Even just the various PPP loans, which were meant to help businesses continue to pay workers during a financial crunch, ended up passing off a limited amount of dollars to consumers; NBER research from January 2022 found that the “majority of PPP loan dollars issued in 2020—66 to 77 percent—did not go to paychecks, however, but instead accrued to business owners and shareholders.”

This means that if businesses increased their prices since the start of the pandemic to capture increased demand, consumers haven’t necessarily had the income to match. Said price increases, therefore, have ended up acting as self-imposed inflationary pressures even if businesses are seeing higher profit margins.

 

Can Businesses Try Any Other Strategies?

 

Businesses may look at the third interest rate hike this year, and hints of two more before the end of the year, and feel shackled by limited possibilities on how to respond to increasing borrowing and investment costs.

“What I worry about as an economist is, has the range of options been so decreased that this is the only possibility, the only possibility is the Summers possibility, is increasing unemployment to 10? What about other things,” Ruccio said.

There’s an argument to be made for a different approach than slowing both business borrowing and spending to make it through this consistently-higher interest rate and inflationary period.

Cutting back on investments is a short-term solution that “might work,” Ruccio explained, but losing skilled workers, ending relationships with trusted suppliers, and pausing innovative developments could invariably leave firms out to dry when a recovery rounds the corner.

“The low road becomes a self-fulfilling prophecy,” Ruccio said. “It also means that those businesses, if and when there is a recovery, are less equipped to restart.”

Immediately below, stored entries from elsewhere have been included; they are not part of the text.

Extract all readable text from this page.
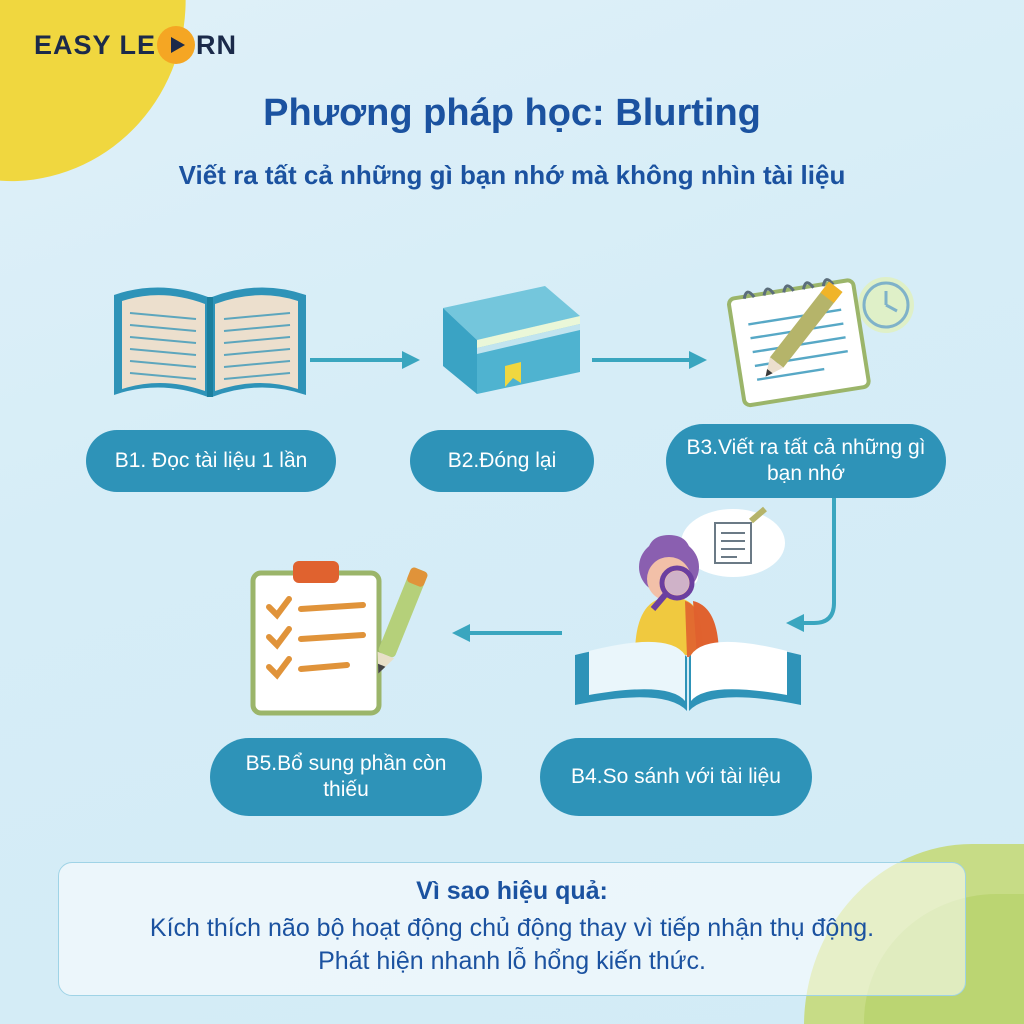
EASY LE RN
Phương pháp học: Blurting
Viết ra tất cả những gì bạn nhớ mà không nhìn tài liệu
B1. Đọc tài liệu 1 lần	B2.Đóng lại
B3.Viết ra tất cả những gì bạn nhớ
B4.So sánh với tài liệu
B5.Bổ sung phần còn thiếu
Vì sao hiệu quả:
Kích thích não bộ hoạt động chủ động thay vì tiếp nhận thụ động.
Phát hiện nhanh lỗ hổng kiến thức.
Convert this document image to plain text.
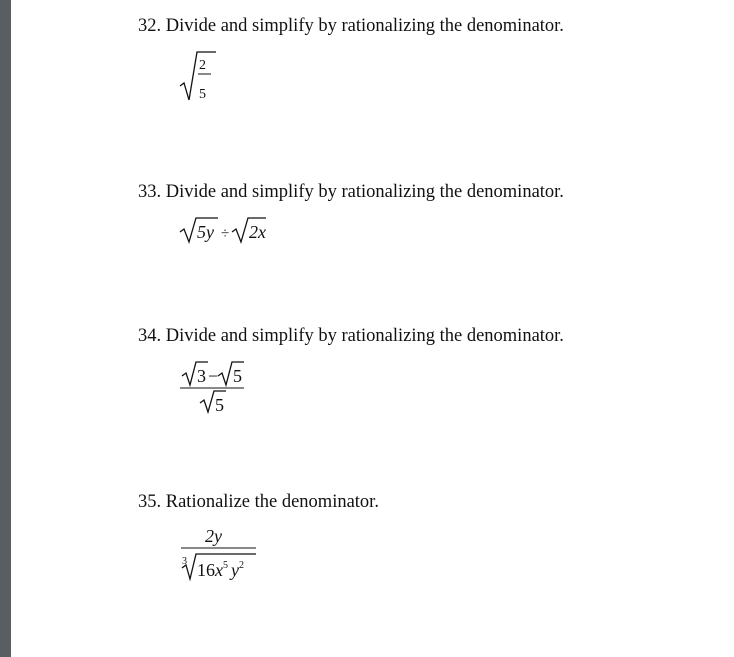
32. Divide and simplify by rationalizing the denominator.
2
5
33. Divide and simplify by rationalizing the denominator.
5y ÷ 2x
34. Divide and simplify by rationalizing the denominator.
3 − 5
5
35. Rationalize the denominator.
2y
3 $16x^5$ $y^2$
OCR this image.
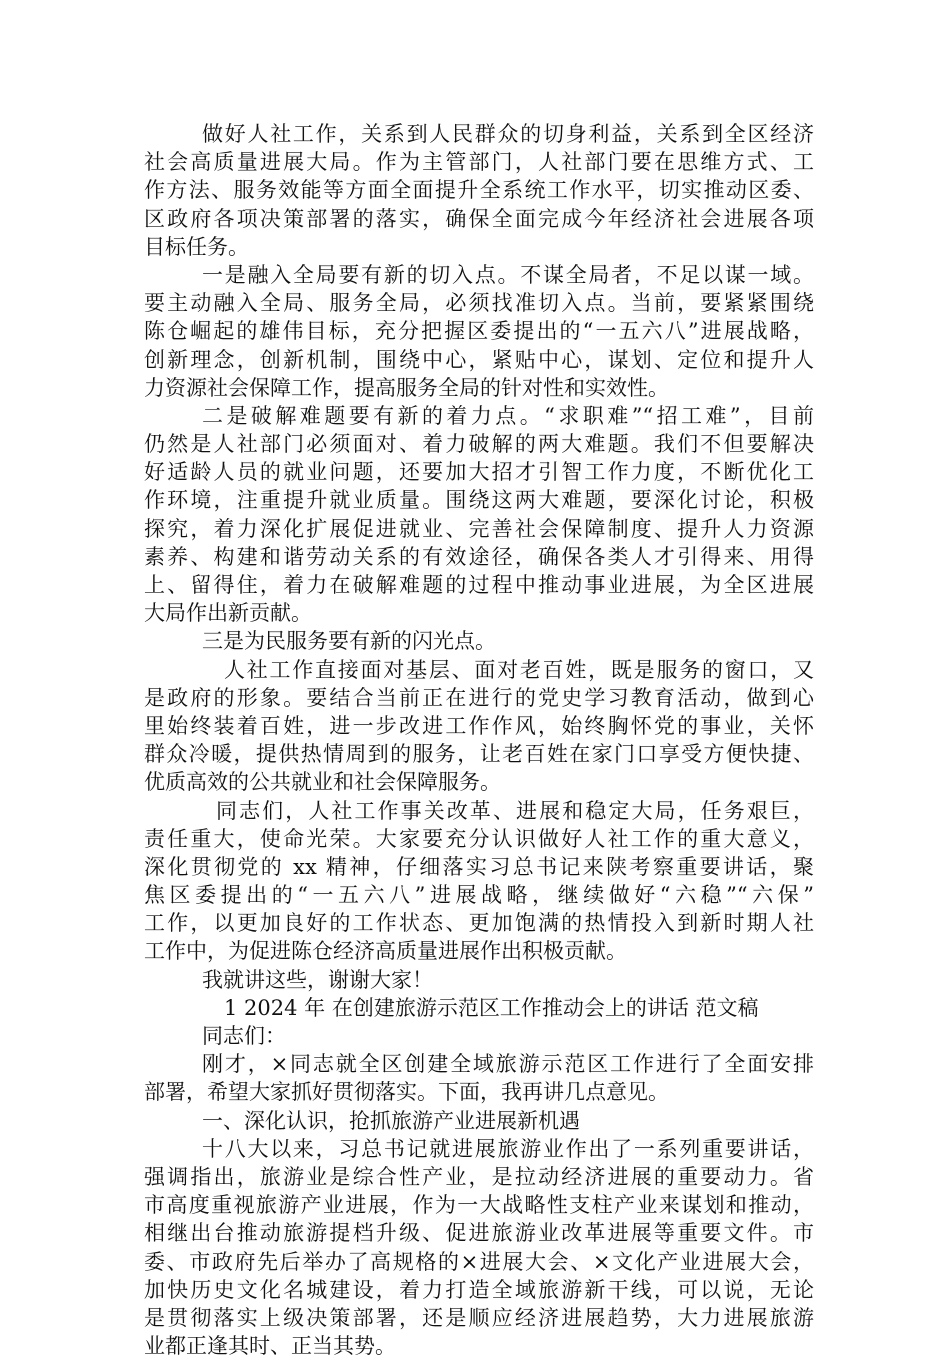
做好人社工作，关系到人民群众的切身利益，关系到全区经济
社会高质量进展大局。作为主管部门，人社部门要在思维方式、工
作方法、服务效能等方面全面提升全系统工作水平，切实推动区委、
区政府各项决策部署的落实，确保全面完成今年经济社会进展各项
目标任务。
一是融入全局要有新的切入点。不谋全局者，不足以谋一域。
要主动融入全局、服务全局，必须找准切入点。当前，要紧紧围绕
陈仓崛起的雄伟目标，充分把握区委提出的“一五六八”进展战略，
创新理念，创新机制，围绕中心，紧贴中心，谋划、定位和提升人
力资源社会保障工作，提高服务全局的针对性和实效性。
二是破解难题要有新的着力点。“求职难”“招工难”，目前
仍然是人社部门必须面对、着力破解的两大难题。我们不但要解决
好适龄人员的就业问题，还要加大招才引智工作力度，不断优化工
作环境，注重提升就业质量。围绕这两大难题，要深化讨论，积极
探究，着力深化扩展促进就业、完善社会保障制度、提升人力资源
素养、构建和谐劳动关系的有效途径，确保各类人才引得来、用得
上、留得住，着力在破解难题的过程中推动事业进展，为全区进展
大局作出新贡献。
三是为民服务要有新的闪光点。
人社工作直接面对基层、面对老百姓，既是服务的窗口，又
是政府的形象。要结合当前正在进行的党史学习教育活动，做到心
里始终装着百姓，进一步改进工作作风，始终胸怀党的事业，关怀
群众冷暖，提供热情周到的服务，让老百姓在家门口享受方便快捷、
优质高效的公共就业和社会保障服务。
同志们，人社工作事关改革、进展和稳定大局，任务艰巨，
责任重大，使命光荣。大家要充分认识做好人社工作的重大意义，
深化贯彻党的 xx 精神，仔细落实习总书记来陕考察重要讲话，聚
焦区委提出的“一五六八”进展战略，继续做好“六稳”“六保”
工作，以更加良好的工作状态、更加饱满的热情投入到新时期人社
工作中，为促进陈仓经济高质量进展作出积极贡献。
我就讲这些，谢谢大家！
1 2024 年 在创建旅游示范区工作推动会上的讲话 范文稿
同志们：
刚才，×同志就全区创建全域旅游示范区工作进行了全面安排
部署，希望大家抓好贯彻落实。下面，我再讲几点意见。
一、深化认识，抢抓旅游产业进展新机遇
十八大以来，习总书记就进展旅游业作出了一系列重要讲话，
强调指出，旅游业是综合性产业，是拉动经济进展的重要动力。省
市高度重视旅游产业进展，作为一大战略性支柱产业来谋划和推动，
相继出台推动旅游提档升级、促进旅游业改革进展等重要文件。市
委、市政府先后举办了高规格的×进展大会、×文化产业进展大会，
加快历史文化名城建设，着力打造全域旅游新干线，可以说，无论
是贯彻落实上级决策部署，还是顺应经济进展趋势，大力进展旅游
业都正逢其时、正当其势。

This means that businesses need to keep all three of the macroeconomic recessionary phases in mind when crafting a strategy: inflation, recession and recovery. Ruccio offers an alternative which he pins the “high road,” also known as maintaining committed expenses and eating the short-term loss to profit.

“If you want to survive this then you gotta be thinking about lower margins. You gotta be thinking about, if the margin right now is a 10%, [go to] 5%. That way you keep going, you keep your employees, you keep your suppliers, and that’s what I refer to as biting the bullet. So you sacrifice a little in the short term to live another day,” Ruccio said.

All too familiar from his Notre Dame days, companies that rely too heavily on short-term cost cutting will find themselves relying on a “Hail Mary pass” to avoid the worst consequences of a high-cost borrowing period. It’s a gamble they could take, but at the end of the day it’s still just a gamble, and a risky one at that for the whole economy.

“Otherwise they’re hoping for a Fed rate increase and continued increases through the end of this year that dampen demand, raise unemployment, but achieve a soft landing. And that’s the Hail Mary pass. Probably not gonna happen, not with a succession of historic increases in the federal funds rate,” Ruccio said.

If you’re a business who heeds this advice, Wall Street may not take kindly to your strategy, considering losses to quarterly profits would give analysts a bearish signal and could lead to stock devaluation. Adjusting to lower profit margins in the short-term would take open communication with shareholders, analysts and investors to get on the same strategic page, though Ruccio says a drop in stock prices may be the inevitable price to pay for a long-term outlook to recovery.

Another way Ruccio sees an alternative strategy working for businesses is if they bring more players to the table; Ruccio advocates for more structural inclusion of workers in important business decisions, especially during recessionary periods. This would be similar to Germany’s model of placing employees on boards of directors. This would ideally create more actionable short-term game plans that work across all layers of the company while retaining important knowledge pools internally.

“What if they were involved in some of those decisions? So what should our business plan be? What are the kinds of pay, salary, wages and benefits that we might begin to institute in this particular business in order to move forward together,” Ruccio said.